Current literature is like a garden I once saw. Its proud owner led me through a maze of smooth-trodden paths, and pointed out a vast number of horticultural achievements. There were sixty-seven varieties of dahlias, there were more than a hundred kinds of roses, there were untold wonders which at last my weary brain refused to record. Finally I escaped, exhausted, and sought refuge on a hillside I knew, from which I could look across the billowing green of a great rye-field, and there, given up to the beauty of its manifold simplicity, I invited my soul.

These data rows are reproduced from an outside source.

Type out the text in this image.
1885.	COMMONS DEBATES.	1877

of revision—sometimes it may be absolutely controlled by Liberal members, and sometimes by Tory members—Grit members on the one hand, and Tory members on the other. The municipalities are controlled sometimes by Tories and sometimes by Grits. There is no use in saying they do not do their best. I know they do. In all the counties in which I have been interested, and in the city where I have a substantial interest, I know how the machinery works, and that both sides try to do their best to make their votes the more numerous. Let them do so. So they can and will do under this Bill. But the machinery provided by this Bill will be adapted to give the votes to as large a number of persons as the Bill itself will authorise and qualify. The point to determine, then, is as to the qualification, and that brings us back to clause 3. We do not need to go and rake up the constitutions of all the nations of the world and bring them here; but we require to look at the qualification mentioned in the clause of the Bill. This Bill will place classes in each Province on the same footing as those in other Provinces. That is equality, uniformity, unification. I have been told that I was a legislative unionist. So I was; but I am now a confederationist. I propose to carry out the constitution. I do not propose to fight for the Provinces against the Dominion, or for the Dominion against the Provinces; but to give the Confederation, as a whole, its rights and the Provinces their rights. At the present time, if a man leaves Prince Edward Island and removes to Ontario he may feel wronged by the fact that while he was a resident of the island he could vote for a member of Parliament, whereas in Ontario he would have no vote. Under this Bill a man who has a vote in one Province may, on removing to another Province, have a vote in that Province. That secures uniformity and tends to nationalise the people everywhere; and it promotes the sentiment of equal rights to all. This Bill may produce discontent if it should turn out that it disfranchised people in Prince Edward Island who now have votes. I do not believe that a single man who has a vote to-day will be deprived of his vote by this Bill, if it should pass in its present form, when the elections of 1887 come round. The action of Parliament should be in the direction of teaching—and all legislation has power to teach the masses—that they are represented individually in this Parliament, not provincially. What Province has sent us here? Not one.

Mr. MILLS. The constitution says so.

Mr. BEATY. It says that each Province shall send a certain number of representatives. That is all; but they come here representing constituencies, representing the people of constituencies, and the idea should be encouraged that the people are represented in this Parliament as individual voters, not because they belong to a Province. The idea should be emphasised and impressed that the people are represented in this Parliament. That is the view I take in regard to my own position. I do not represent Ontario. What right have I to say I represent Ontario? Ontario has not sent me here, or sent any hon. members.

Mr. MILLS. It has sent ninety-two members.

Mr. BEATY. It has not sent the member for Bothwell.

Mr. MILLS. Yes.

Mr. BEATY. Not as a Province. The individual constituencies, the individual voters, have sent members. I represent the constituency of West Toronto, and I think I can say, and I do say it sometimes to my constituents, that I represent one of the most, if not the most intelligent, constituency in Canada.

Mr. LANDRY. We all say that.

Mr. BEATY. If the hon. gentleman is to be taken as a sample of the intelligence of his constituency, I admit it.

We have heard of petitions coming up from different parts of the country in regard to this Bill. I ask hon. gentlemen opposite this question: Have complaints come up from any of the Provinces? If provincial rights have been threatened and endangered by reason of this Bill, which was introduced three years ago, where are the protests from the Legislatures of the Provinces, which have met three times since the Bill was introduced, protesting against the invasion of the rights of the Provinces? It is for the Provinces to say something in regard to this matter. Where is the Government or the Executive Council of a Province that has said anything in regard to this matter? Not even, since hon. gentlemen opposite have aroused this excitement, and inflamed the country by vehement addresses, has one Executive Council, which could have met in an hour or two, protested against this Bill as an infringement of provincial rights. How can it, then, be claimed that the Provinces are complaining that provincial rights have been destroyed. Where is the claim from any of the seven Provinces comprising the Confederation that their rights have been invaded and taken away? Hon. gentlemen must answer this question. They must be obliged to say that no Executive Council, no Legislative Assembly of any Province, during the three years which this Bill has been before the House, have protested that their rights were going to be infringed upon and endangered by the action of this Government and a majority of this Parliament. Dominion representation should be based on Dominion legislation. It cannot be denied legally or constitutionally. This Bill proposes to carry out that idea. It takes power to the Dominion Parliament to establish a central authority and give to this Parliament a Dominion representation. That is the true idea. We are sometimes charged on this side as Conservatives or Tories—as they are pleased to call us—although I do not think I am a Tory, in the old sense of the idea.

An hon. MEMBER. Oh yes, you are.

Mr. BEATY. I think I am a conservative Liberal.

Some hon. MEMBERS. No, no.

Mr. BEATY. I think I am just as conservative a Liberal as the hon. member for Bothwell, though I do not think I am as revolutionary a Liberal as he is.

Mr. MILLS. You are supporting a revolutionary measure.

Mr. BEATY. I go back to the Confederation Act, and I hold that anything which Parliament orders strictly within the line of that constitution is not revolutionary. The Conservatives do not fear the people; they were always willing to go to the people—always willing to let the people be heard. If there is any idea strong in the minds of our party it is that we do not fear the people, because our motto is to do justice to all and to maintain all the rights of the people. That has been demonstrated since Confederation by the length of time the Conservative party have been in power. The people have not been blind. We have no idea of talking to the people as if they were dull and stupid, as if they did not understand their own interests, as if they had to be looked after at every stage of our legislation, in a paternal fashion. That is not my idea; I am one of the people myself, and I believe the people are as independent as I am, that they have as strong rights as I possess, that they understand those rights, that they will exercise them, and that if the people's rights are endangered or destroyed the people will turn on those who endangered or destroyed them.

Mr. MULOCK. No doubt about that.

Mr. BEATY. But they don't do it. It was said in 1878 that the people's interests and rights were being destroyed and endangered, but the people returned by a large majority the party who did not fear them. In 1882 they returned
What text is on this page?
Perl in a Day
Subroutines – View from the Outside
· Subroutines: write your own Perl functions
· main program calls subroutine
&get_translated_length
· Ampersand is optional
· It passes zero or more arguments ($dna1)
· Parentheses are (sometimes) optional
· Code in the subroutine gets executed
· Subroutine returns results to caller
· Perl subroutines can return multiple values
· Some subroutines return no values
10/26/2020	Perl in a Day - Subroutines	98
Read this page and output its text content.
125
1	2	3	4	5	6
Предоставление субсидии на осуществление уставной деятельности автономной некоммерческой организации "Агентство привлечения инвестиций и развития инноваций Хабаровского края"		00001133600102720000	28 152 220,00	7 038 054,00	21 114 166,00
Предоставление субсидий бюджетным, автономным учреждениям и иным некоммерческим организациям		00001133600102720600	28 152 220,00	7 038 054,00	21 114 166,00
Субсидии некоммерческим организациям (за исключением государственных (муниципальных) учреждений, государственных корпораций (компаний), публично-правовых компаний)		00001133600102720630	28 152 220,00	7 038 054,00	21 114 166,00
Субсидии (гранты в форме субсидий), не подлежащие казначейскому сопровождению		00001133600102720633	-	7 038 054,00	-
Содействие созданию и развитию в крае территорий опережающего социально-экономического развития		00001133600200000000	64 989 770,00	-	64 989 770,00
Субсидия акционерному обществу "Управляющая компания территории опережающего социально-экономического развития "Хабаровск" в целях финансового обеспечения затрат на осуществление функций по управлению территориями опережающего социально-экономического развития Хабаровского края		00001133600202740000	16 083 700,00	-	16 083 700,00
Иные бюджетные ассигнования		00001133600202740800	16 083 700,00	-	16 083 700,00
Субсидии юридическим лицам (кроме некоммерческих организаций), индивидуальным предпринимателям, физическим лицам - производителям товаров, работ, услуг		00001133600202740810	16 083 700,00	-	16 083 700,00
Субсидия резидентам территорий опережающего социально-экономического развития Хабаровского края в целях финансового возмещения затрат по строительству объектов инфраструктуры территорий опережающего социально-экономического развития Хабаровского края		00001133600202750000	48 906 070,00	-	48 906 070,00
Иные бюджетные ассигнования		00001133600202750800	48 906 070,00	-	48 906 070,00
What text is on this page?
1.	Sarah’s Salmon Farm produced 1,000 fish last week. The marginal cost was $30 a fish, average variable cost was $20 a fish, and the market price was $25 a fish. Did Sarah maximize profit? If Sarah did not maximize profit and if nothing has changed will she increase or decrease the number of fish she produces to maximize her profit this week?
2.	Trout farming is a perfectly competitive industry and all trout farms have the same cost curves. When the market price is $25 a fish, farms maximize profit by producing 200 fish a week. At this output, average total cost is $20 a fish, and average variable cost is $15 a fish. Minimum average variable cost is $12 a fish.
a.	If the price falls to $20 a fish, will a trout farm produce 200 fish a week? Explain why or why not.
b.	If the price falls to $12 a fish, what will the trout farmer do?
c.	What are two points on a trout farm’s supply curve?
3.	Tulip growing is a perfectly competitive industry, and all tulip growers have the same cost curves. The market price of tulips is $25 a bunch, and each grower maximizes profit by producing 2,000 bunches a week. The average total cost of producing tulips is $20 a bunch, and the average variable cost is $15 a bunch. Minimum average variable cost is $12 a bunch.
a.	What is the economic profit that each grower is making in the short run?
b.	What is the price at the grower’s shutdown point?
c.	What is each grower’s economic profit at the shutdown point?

It is even so with our reading. When I go into one of our public reading-rooms, and survey the serried ranks of magazines and the long shelves full of “Recent fiction, not to be taken out for more than five days”—nay, even when I look at the library tables of some of my friends—my brain grows sick and I long for my rye-field.—The Outlook.

(1863)

Literature in Advertising—See [Advertising].

Literature in Prisons—See [Prison Literature].

Literature, Short-lived—See [Evanescent Literature].

Little Deeds of Kindness—See [Cheer, Signals of].

Little Evils—See [Destructiveness].

LITTLE GIFTS

An Australian missionary was addressing a band of children on the needs of the people among whom he was working. A little one slipt a sixpence shyly into his hand with the request that he use it for something special. He bought with it a prayer-book, and gave it to a poor workhouse girl who had been sent from England to go into service on an Australian farm. She promised to read it faithfully. Several weeks later a rough-looking man came and asked him if he were the person who had given his servant a prayer-book. His wife was very ill and wanted to see him. Altho it was twenty miles inland, the clergyman went and ministered to the poor woman. A little while later the man came once more to the minister and said that he and his neighbors had built a little church and paid for it and wanted him to come and conduct services among them. Thus an entirely new work was opened as a result of the little child’s sixpence.